While he’s filling a second mug, she says, “You’ll be glad when this weekend’s over.”
He carries their tea to the table. “Mostly I’m glad the storm is over.”
“Walter tells me you’ve closed your shop. I’m so sorry. It was such a wonderful place … just to be. So tranquil.”
“Yes,” he says. “ ’Twas.” He recalls the many times he and Lucinda sat together like this, over tea, in Mal’s kitchen while Mal slept in his bedroom. There was a period of two or three months, at the very end, when Lucinda and Fenno overlapped a good deal—and Mal slept a good deal. They would speak surprisingly little about Mal, less about his illness. Fenno remembers how easy it was, after a time, to be silent along with Lucinda, as they are now. They sip carefully, faces down, letting the steam penetrate their skin.

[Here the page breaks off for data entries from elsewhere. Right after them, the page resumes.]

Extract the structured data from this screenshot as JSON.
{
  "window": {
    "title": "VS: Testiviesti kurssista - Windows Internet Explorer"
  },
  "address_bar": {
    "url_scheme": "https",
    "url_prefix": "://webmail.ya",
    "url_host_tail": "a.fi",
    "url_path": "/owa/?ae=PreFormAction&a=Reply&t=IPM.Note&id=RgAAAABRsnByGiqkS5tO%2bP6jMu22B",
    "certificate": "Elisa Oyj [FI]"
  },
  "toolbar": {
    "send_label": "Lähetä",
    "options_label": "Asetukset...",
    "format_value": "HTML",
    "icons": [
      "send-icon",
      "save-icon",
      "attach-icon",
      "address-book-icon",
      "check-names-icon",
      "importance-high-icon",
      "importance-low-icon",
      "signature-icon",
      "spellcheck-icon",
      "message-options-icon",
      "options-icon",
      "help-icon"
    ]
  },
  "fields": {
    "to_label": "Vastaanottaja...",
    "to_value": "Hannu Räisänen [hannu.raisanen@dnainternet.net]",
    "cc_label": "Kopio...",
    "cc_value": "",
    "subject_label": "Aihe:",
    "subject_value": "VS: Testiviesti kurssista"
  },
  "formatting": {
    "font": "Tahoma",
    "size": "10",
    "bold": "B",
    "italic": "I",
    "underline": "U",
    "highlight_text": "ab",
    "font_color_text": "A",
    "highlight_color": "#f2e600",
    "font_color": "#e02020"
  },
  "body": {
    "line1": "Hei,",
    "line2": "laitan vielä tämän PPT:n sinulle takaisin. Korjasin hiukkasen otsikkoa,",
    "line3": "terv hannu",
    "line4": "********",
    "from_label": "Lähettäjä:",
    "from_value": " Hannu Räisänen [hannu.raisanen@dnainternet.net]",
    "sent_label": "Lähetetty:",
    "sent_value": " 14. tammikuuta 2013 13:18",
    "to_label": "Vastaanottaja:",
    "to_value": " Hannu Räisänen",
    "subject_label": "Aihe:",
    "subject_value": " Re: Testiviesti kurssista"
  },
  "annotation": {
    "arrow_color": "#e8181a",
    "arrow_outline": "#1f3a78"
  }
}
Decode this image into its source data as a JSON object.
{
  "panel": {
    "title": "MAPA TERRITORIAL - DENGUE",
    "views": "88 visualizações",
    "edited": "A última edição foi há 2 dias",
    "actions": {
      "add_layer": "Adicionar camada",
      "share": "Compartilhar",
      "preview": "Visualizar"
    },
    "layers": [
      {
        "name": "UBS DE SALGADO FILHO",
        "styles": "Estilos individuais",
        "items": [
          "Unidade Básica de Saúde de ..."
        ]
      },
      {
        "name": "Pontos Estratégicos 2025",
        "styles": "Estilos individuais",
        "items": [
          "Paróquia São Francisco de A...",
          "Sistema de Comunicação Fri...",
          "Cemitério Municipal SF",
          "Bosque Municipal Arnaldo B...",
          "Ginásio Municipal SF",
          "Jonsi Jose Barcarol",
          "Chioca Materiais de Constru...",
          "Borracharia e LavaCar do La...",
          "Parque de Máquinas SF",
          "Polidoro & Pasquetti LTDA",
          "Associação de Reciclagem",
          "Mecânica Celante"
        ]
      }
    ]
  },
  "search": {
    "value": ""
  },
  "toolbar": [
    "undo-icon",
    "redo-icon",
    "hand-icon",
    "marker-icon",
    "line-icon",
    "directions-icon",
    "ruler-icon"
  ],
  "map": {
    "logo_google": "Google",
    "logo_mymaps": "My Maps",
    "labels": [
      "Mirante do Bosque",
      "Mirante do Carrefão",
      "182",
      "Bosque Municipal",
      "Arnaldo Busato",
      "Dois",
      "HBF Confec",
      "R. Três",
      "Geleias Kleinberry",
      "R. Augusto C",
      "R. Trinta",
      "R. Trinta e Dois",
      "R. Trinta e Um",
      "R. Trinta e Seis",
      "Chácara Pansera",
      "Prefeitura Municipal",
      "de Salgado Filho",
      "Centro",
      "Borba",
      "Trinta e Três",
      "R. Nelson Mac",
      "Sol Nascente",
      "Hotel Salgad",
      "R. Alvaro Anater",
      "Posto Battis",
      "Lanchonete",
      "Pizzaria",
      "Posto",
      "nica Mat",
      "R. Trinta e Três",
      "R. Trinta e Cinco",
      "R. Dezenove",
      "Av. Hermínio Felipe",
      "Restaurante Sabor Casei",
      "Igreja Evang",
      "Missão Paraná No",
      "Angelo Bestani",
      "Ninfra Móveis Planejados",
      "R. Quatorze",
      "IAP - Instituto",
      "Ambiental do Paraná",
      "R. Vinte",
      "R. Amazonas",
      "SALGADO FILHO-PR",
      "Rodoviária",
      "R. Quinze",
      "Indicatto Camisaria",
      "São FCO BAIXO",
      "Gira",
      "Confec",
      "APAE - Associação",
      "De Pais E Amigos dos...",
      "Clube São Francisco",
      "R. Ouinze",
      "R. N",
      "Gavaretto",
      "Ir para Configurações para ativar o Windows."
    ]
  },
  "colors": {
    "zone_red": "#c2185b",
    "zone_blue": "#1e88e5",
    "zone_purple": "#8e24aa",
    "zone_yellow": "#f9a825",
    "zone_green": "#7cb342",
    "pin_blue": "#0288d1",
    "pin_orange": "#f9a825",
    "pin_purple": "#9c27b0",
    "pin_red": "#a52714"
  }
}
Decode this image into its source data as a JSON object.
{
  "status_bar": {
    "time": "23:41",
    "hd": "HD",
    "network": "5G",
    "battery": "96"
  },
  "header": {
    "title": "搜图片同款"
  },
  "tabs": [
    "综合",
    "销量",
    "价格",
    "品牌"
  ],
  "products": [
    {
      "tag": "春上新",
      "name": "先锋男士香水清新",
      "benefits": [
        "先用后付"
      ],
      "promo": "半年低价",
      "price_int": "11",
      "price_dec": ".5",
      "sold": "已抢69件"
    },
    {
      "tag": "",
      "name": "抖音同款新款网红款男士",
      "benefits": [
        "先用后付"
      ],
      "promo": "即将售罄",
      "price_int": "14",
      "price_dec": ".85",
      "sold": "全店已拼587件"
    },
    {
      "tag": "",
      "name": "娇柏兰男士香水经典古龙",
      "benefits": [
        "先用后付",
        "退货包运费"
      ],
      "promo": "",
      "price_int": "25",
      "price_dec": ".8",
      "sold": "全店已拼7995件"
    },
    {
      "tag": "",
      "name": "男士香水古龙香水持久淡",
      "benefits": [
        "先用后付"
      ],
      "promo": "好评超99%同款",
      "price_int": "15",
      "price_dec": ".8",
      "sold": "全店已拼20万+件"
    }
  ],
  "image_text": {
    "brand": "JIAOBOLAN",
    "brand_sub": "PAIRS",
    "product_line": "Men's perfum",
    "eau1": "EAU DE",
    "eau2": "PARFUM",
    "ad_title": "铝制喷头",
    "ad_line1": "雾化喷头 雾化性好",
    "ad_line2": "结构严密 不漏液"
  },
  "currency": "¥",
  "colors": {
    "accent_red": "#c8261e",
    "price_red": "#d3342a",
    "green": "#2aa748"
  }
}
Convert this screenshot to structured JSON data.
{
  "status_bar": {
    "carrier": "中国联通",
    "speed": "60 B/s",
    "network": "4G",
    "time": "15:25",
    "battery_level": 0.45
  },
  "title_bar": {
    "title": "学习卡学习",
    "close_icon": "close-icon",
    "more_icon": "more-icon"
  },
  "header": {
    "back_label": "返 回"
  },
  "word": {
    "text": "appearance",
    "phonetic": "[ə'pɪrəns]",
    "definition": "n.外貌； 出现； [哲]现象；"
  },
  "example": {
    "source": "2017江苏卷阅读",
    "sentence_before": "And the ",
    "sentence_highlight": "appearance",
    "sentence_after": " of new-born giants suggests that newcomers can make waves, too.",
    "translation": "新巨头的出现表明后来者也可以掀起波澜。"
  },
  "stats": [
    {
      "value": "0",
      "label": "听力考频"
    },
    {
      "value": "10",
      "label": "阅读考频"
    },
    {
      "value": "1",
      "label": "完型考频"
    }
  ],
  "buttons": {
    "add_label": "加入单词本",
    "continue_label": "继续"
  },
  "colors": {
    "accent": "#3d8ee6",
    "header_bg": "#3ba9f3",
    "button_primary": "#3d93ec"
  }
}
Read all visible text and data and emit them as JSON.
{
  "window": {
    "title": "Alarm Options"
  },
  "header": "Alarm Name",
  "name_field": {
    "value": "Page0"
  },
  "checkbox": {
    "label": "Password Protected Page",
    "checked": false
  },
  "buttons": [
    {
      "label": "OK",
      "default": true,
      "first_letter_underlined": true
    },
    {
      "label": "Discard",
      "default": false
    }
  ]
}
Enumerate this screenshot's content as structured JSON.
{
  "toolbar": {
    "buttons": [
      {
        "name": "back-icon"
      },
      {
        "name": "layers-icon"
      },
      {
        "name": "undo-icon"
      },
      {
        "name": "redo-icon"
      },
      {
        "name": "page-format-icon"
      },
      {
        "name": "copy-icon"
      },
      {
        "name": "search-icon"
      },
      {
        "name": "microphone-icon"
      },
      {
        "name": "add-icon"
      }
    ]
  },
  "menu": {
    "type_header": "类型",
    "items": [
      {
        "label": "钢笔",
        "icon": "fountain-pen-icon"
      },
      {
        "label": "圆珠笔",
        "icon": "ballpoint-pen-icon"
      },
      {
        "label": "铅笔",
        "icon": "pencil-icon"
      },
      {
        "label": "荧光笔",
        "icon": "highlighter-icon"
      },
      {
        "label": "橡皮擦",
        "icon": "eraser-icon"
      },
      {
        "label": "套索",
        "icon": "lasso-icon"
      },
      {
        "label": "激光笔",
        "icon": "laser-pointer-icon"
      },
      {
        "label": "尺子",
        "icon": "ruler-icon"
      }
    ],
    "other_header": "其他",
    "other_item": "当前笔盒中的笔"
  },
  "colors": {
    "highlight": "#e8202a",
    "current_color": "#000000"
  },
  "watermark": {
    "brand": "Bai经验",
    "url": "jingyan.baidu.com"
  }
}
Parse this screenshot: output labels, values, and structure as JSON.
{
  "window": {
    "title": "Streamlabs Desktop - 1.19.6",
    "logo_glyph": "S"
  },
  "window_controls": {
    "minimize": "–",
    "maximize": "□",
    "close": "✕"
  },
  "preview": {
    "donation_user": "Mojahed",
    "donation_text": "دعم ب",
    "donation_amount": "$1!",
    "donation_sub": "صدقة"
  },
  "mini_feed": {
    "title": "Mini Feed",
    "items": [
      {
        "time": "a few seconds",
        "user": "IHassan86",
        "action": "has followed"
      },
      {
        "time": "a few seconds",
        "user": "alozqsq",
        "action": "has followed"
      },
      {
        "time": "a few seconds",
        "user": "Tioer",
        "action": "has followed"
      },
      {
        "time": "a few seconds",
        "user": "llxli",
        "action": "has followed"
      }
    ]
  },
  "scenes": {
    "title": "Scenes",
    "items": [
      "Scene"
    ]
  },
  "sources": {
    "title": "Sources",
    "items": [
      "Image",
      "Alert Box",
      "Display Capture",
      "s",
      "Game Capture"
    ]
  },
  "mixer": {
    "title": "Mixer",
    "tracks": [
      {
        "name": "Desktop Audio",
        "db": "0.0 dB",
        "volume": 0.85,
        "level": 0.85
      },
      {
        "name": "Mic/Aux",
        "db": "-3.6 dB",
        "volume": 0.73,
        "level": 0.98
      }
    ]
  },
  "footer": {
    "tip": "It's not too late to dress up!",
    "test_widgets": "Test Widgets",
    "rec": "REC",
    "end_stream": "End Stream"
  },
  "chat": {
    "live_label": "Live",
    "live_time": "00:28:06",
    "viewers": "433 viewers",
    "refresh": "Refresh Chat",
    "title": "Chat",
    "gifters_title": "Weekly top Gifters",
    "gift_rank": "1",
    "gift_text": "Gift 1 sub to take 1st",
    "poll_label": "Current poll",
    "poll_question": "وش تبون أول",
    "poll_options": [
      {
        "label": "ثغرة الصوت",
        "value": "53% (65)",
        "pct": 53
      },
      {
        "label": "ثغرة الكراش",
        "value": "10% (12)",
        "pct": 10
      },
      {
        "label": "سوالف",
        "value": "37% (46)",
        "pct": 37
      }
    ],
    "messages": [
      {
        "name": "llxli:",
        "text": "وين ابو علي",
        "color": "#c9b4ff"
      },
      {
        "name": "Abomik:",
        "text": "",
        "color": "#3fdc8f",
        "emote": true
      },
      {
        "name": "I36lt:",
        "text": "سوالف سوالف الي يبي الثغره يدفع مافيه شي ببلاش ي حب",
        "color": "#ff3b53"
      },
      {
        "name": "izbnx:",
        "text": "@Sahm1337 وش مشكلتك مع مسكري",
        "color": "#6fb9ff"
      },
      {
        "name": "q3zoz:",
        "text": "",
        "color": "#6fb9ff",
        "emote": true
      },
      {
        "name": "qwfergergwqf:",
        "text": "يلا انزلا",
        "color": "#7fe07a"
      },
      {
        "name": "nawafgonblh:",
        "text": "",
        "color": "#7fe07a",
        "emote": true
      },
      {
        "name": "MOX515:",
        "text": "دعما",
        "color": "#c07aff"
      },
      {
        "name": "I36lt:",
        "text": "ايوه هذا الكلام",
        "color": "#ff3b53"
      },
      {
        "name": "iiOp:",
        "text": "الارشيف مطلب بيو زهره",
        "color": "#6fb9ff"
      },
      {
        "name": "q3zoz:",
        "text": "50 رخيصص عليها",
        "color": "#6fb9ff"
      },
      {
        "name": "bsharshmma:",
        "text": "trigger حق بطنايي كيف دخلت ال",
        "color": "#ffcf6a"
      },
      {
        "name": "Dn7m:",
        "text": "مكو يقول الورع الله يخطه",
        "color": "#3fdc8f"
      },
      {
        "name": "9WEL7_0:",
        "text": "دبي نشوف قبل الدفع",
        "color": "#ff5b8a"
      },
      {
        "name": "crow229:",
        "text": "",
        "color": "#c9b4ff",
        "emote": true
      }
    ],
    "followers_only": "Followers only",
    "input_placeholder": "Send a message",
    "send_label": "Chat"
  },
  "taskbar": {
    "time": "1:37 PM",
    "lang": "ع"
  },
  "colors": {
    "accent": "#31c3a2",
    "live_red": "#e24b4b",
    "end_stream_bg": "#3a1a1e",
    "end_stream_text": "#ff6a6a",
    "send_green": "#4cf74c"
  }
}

He appreciates, too, that she doesn’t ask him if he’ll be “all right.” (What if he said, to the many people who make such inquiries, that he just might not?) She doesn’t make him spume forth a righteous indictment of Amazon or rehash the benighted state of book publishing or bemoan the growing disliteracy of humankind. And that’s the silver lining of closing the shop: he doesn’t have to natter on about such dismaying topics, day after day, with the customers who do still care about saving books or those who simply don’t want the world as they know it to change in any way.